From 1st of January 2021 all yachts above 24m and less than 500 GT travelling inside NOx ECAs also require compliance with IMO Tier III.

IMO stated, “The control of diesel engine NOx emissions is achieved through the survey and certification requirements leading to the issue of an Engine International Air Pollution Prevention (EIAPP) Certificate and the subsequent demonstration of in-service compliance in accordance with the requirements of the mandatory regulations 13.8 and 5.3.2.”

When speaking to Yachting Pages, Peter van der Heijden, managing director from NPS Diesel and her brand Zenoro explained, “Legislations like these are trying to align all emission regulations worldwide.  Many technologies already comply with PM (soot) and NOx regulations, and the marine industry has fallen behind, it is the last in the row.

“These enforcements will require investments from both manufacturers and consumers but in all, it will result in cleaner, more environmentally friendly generators.
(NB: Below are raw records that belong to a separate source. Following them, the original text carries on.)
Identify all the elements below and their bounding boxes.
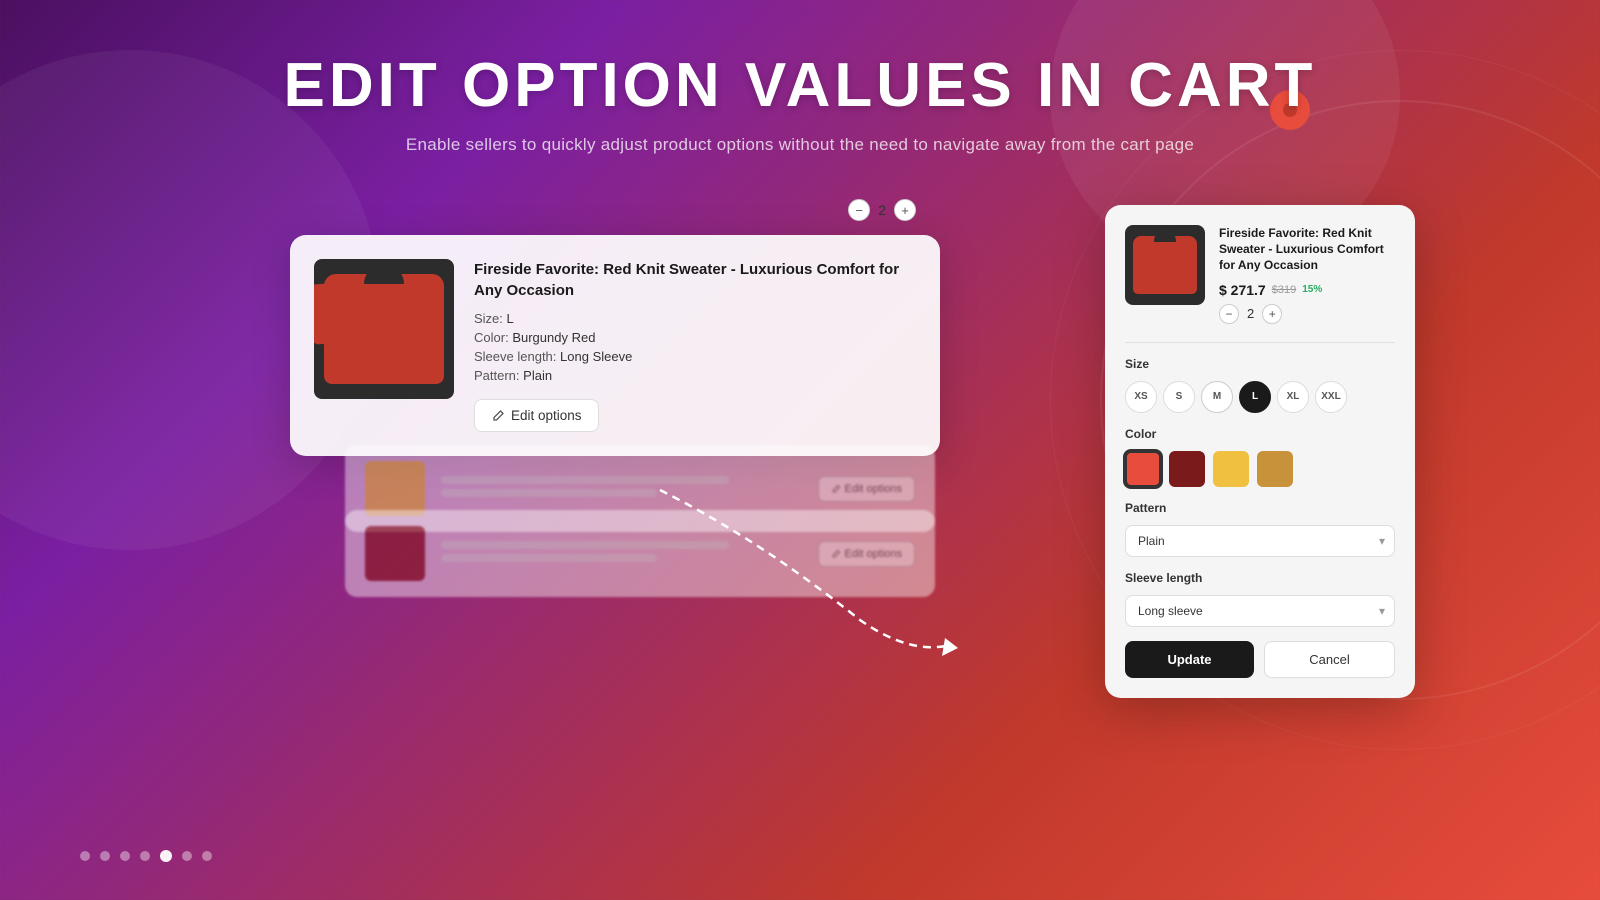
- panel-product-info: Fireside Favorite: Red Knit Sweater - Lu…: [1219, 225, 1395, 324]
- pattern-select[interactable]: Plain Striped Checked: [1125, 525, 1395, 557]
- panel-color-label: Color: [1125, 427, 1395, 441]
- size-value: L: [507, 311, 514, 326]
- color-swatch-red[interactable]: [1125, 451, 1161, 487]
- mini-line: [441, 554, 657, 562]
- panel-action-buttons: Update Cancel: [1125, 641, 1395, 678]
- cart-item-details: − 2 + Fireside Favorite: Red Knit Sweate…: [474, 259, 916, 432]
- panel-pattern-label: Pattern: [1125, 501, 1395, 515]
- panel-price-current: $ 271.7: [1219, 282, 1266, 298]
- pagination-dot-5[interactable]: [160, 850, 172, 862]
- mini-edit-btn-2[interactable]: Edit options: [818, 476, 915, 502]
- mini-edit-label: Edit options: [845, 483, 902, 495]
- panel-product-header: Fireside Favorite: Red Knit Sweater - Lu…: [1125, 225, 1395, 324]
- quantity-increase-btn[interactable]: +: [894, 199, 916, 221]
- panel-sweater-illustration: [1133, 236, 1197, 294]
- quantity-decrease-btn[interactable]: −: [848, 199, 870, 221]
- pattern-value: Plain: [523, 368, 552, 383]
- pagination-dot-4[interactable]: [140, 851, 150, 861]
- pagination-dot-7[interactable]: [202, 851, 212, 861]
- mini-line: [441, 489, 657, 497]
- color-swatch-tan[interactable]: [1257, 451, 1293, 487]
- edit-options-button[interactable]: Edit options: [474, 399, 599, 432]
- panel-size-label: Size: [1125, 357, 1395, 371]
- mini-product-img-red: [365, 526, 425, 581]
- panel-price-original: $319: [1272, 284, 1296, 296]
- sweater-img-illustration: [324, 274, 444, 384]
- panel-product-image: [1125, 225, 1205, 305]
- panel-product-title: Fireside Favorite: Red Knit Sweater - Lu…: [1219, 225, 1395, 274]
- pagination-dot-1[interactable]: [80, 851, 90, 861]
- product-image: [314, 259, 454, 399]
- pattern-label: Pattern:: [474, 368, 520, 383]
- sleeve-label: Sleeve length:: [474, 349, 556, 364]
- edit-options-label: Edit options: [511, 408, 582, 423]
- cart-sleeve-meta: Sleeve length: Long Sleeve: [474, 349, 916, 364]
- color-label: Color:: [474, 330, 509, 345]
- color-options: [1125, 451, 1395, 487]
- pattern-select-wrapper: Plain Striped Checked: [1125, 525, 1395, 557]
- sleeve-select[interactable]: Short sleeve Long sleeve Sleeveless: [1125, 595, 1395, 627]
- cart-item-title: Fireside Favorite: Red Knit Sweater - Lu…: [474, 259, 916, 301]
- cart-row-blurred-3: Edit options: [345, 510, 935, 597]
- color-value: Burgundy Red: [512, 330, 595, 345]
- panel-qty-decrease-btn[interactable]: −: [1219, 304, 1239, 324]
- sleeve-select-wrapper: Short sleeve Long sleeve Sleeveless: [1125, 595, 1395, 627]
- panel-divider-1: [1125, 342, 1395, 343]
- panel-sleeve-label: Sleeve length: [1125, 571, 1395, 585]
- sleeve-value: Long Sleeve: [560, 349, 632, 364]
- color-swatch-yellow[interactable]: [1213, 451, 1249, 487]
- cart-card: − 2 + Fireside Favorite: Red Knit Sweate…: [290, 235, 940, 456]
- cart-item-row: − 2 + Fireside Favorite: Red Knit Sweate…: [314, 259, 916, 432]
- size-option-xxl[interactable]: XXL: [1315, 381, 1347, 413]
- pagination-dot-6[interactable]: [182, 851, 192, 861]
- mini-text-lines-3: [441, 541, 802, 567]
- quantity-value: 2: [878, 202, 886, 218]
- panel-price-row: $ 271.7 $319 15%: [1219, 282, 1395, 298]
- product-panel: Fireside Favorite: Red Knit Sweater - Lu…: [1105, 205, 1415, 698]
- panel-discount-badge: 15%: [1302, 284, 1322, 295]
- mini-text-lines-2: [441, 476, 802, 502]
- mini-edit-label: Edit options: [845, 548, 902, 560]
- update-button[interactable]: Update: [1125, 641, 1254, 678]
- pagination-dot-3[interactable]: [120, 851, 130, 861]
- size-option-s[interactable]: S: [1163, 381, 1195, 413]
- page-subtitle: Enable sellers to quickly adjust product…: [0, 135, 1600, 155]
- panel-qty-value: 2: [1247, 306, 1254, 321]
- size-option-xl[interactable]: XL: [1277, 381, 1309, 413]
- cart-size-meta: Size: L: [474, 311, 916, 326]
- mini-line: [441, 541, 729, 549]
- size-option-m[interactable]: M: [1201, 381, 1233, 413]
- quantity-control: − 2 +: [848, 199, 916, 221]
- header-section: EDIT OPTION VALUES IN CART Enable seller…: [0, 50, 1600, 155]
- size-options: XS S M L XL XXL: [1125, 381, 1395, 413]
- mini-edit-icon: [831, 484, 841, 494]
- cart-pattern-meta: Pattern: Plain: [474, 368, 916, 383]
- edit-pencil-icon: [491, 409, 505, 423]
- mini-edit-btn-3[interactable]: Edit options: [818, 541, 915, 567]
- mini-product-img-yellow: [365, 461, 425, 516]
- size-option-xs[interactable]: XS: [1125, 381, 1157, 413]
- pagination-dot-2[interactable]: [100, 851, 110, 861]
- cart-color-meta: Color: Burgundy Red: [474, 330, 916, 345]
- pagination-dots: [80, 850, 212, 862]
- panel-qty-increase-btn[interactable]: +: [1262, 304, 1282, 324]
- mini-line: [441, 476, 729, 484]
- size-label: Size:: [474, 311, 503, 326]
- color-swatch-dark-red[interactable]: [1169, 451, 1205, 487]
- page-title: EDIT OPTION VALUES IN CART: [0, 50, 1600, 121]
- cancel-button[interactable]: Cancel: [1264, 641, 1395, 678]
- mini-edit-icon: [831, 549, 841, 559]
- size-option-l[interactable]: L: [1239, 381, 1271, 413]
- panel-qty-row: − 2 +: [1219, 304, 1395, 324]
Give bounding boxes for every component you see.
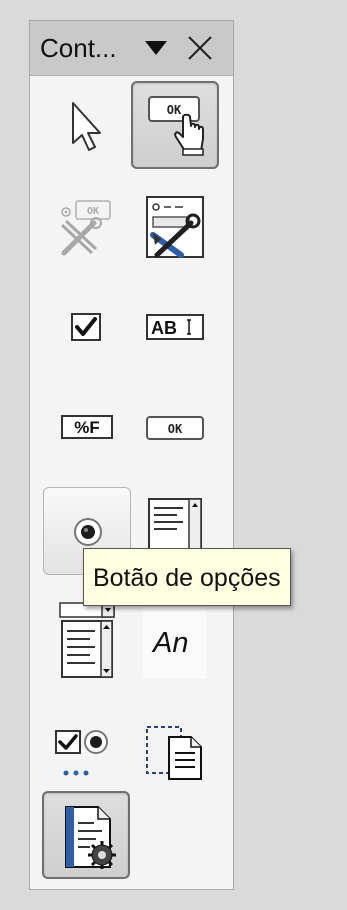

At Zenoro, we have noticed a lack of knowledge at superyacht shipyards in terms of the IMO Tier III regulation; many require more information on how they can become compliant. The required space for this additional exhaust after treatment will require optimisation and re-design of the engine room. At Zenoro we can assist the superyacht shipyards with this challenge.

“I predict that next year many new NECA’s will come in force, for example in the Mediterranean, so that all yacht propulsion engines and generators will have to be low in NOx emissions, as cars and trucks are today.

“As well as this, we have seen a recent trend in no-smell and no-soot filters that reduce the diesel smell and particulates given out by diesel engines, with over 50% of quotation requests involving treatment solutions. These filters have been used on cars and trucks for many years, yet are still not on all marine engines. Even the cheapest of cars are equipped with these particulate filters, so why would owners of such luxury assets as superyachts not want this benefit when enjoying their stay on their superyacht?”

Superyacht businesses such as Zenoro now have to invest time and money into their services to become IMO compliant, ensuring all NOx emissions are reduced as well as informing clients of these important updates.

NPS Diesel specialises in marine engines, premium and hybrid generators for superyachts, remote diagnostics and exhaust after-treatment solutions, and are working with Yachting Pages, a superyacht media group, to showcase their services to the industry.